Unter den Klängen des Kyllburger Liedes, meisterhaft vorgetragen vom Musikverein, kam sie an, die Kyllburger Fastnacht. Dann ging's mit Helau und Narrhalla-Marsch die Bahnhofstraße hoch zum Zelt auf dem Marktplatz. Dort gab es eine kleine Kappensitzung mit Funkentanz, Büttenreden und Ehrungen. Nach dem Kyllburger Lied, vorgetragen von unserem Stadtbürgermeister Otto Böcker und Rainer Drengk an der Quetschkommode. Die Obermöhn Anne Rütt überreichte eine große Fahne als Geschenk zum Geburtstag. Im Gegenzug wurde sie, Anne, zusammen mit Peter Krämer zu Ehrenmitgliedern ernannt. Was folgte, beziehungsweise, was vorher stattfand, waren ein paar weitere Reden von VG-Bürgermeister Spindler, Stadtbürgermeister Otto Böcker, Hella Lano und Marietta Gerten. Der ehemalige Schawen Heinz Dahm ehrte im Namen des RKK (Rheinischer Karnevals-Dingsbums-Irgendwas) verdiente Mitglieder.

Nach all dem spielte die Band Music Collection noch ziemlich lange gute Tanzmusik. Ich hab' mir sagen lassen, dass Manche es noch bis halb sechs morgens ausgehalten haben.

Sonntag, 19. August 2001

In der Nacht fiel wohl etwas Regen, auch morgens hingen noch dicke graue Wolken am Himmel. Doch pünktlich zum Mittagessen riss der Himmel auf und die gute alte Sonne konnte ihre ganze Kraft entfalten. Bestes Wetter also für einen schönen Fastnachtsumzug. Das dachten sich auch zahlreiche Gruppen. Man warf sich ins beste Karnevalskostüm und trabte zur Wilseckerstraße. Dort wurde Aufstellung genommen. Und los ging's, begleitet von Musikvereinen aus Kyllburg und den Nachbargemeinden – sogar die Malberger, die noch nie zur Kyllburger Fastnacht gespielt haben, weil sie selber einen Umzug machen, waren da. Toll!
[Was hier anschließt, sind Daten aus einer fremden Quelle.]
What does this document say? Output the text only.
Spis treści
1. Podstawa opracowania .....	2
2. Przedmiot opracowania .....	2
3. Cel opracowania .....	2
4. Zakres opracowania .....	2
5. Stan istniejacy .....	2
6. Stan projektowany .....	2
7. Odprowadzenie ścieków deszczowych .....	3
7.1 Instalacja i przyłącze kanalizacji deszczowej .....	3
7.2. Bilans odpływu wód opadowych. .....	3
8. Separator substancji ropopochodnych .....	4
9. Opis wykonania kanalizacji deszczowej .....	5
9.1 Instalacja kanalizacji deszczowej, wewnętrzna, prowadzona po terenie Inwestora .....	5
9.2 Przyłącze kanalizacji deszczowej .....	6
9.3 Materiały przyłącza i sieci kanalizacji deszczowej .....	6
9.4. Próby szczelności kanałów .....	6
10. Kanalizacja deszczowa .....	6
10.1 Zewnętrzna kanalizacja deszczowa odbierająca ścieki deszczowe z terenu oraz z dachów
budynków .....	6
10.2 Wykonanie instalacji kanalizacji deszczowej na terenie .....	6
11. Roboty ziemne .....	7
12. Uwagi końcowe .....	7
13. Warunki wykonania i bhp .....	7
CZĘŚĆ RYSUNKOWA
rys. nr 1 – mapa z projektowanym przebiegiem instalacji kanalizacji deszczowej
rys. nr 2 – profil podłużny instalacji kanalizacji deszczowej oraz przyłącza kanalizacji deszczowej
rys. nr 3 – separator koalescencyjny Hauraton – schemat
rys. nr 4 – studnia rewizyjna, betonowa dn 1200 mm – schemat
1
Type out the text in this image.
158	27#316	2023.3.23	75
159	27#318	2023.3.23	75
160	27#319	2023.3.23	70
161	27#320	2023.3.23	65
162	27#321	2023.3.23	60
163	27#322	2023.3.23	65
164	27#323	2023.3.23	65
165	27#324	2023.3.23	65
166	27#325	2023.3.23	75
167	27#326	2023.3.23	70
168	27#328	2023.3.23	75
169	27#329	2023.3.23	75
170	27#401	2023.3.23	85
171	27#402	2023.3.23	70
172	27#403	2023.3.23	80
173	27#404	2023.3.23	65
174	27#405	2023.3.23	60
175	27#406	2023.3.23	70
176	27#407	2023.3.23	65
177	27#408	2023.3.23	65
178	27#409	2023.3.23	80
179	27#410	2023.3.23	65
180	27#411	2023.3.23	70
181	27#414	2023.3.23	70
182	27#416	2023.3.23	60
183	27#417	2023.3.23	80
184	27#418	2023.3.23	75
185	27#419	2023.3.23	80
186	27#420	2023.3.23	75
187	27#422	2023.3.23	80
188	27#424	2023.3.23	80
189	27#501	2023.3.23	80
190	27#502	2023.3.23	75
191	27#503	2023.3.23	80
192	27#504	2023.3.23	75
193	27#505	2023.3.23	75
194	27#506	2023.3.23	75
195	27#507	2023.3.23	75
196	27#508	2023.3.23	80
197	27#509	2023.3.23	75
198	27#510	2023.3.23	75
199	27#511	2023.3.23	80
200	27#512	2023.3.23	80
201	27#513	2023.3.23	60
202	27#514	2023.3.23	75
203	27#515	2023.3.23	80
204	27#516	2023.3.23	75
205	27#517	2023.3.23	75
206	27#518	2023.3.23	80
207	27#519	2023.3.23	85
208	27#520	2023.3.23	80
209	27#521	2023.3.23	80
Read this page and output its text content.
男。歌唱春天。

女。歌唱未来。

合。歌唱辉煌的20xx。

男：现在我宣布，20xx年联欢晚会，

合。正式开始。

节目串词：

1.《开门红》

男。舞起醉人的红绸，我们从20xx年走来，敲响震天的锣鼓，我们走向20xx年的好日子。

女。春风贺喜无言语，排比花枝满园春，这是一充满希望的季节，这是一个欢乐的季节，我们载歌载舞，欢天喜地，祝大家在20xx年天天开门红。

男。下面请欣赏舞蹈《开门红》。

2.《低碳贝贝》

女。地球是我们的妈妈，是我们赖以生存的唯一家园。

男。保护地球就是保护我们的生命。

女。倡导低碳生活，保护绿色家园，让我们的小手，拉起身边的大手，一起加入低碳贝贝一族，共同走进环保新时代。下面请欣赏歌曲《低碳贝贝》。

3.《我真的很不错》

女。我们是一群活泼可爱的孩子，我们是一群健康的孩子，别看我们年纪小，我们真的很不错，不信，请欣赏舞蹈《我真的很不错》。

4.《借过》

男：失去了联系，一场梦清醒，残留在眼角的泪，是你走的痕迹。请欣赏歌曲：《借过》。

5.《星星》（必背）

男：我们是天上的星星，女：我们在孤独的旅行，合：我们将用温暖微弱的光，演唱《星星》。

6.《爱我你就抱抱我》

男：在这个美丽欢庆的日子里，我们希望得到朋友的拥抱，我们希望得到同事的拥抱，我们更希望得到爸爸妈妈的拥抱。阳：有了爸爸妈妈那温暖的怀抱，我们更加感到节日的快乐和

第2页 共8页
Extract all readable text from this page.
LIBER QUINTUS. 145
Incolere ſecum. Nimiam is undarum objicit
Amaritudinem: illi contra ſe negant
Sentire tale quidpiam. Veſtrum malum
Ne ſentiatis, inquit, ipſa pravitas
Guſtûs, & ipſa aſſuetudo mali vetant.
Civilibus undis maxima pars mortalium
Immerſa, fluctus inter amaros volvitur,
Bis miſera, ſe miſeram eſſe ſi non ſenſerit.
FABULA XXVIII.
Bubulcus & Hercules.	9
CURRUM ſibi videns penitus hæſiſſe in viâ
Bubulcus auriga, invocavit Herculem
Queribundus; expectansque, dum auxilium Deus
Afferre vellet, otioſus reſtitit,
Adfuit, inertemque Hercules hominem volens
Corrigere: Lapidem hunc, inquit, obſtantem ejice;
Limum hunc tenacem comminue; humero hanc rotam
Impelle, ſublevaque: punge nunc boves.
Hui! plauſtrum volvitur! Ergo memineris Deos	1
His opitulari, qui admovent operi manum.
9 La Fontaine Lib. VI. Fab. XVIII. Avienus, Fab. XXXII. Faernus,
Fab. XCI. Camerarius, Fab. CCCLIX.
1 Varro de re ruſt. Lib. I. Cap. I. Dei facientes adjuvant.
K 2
Der Besucherandrang war sehr groß. Scheinbar konnte die Idee einer Sonnerfastnacht das Publikum begeistern. 16 Gruppen nahmen am Umzug teil und die warfen kiloweise Süßigkeiten unter das Volk. Stimmung – super.

Im Zelt wurde ausgiebig gefeiert. Die kleinsten brauchten nicht einmal eine halbe Stunde um die gesamte Luftballon-Deko zu vernichten. DJ Heinz spielte Karnevalsmusik und es wurde noch lange geschunkelt und gesungen – und getrunken.

Ein schönes Fest ist zuende. Ein Geburtstag wurde zünftig gefeiert. Doch am 11.11. geht es wieder los. Dann heißt es: "Mir sein erom doa – et geht wie freher!"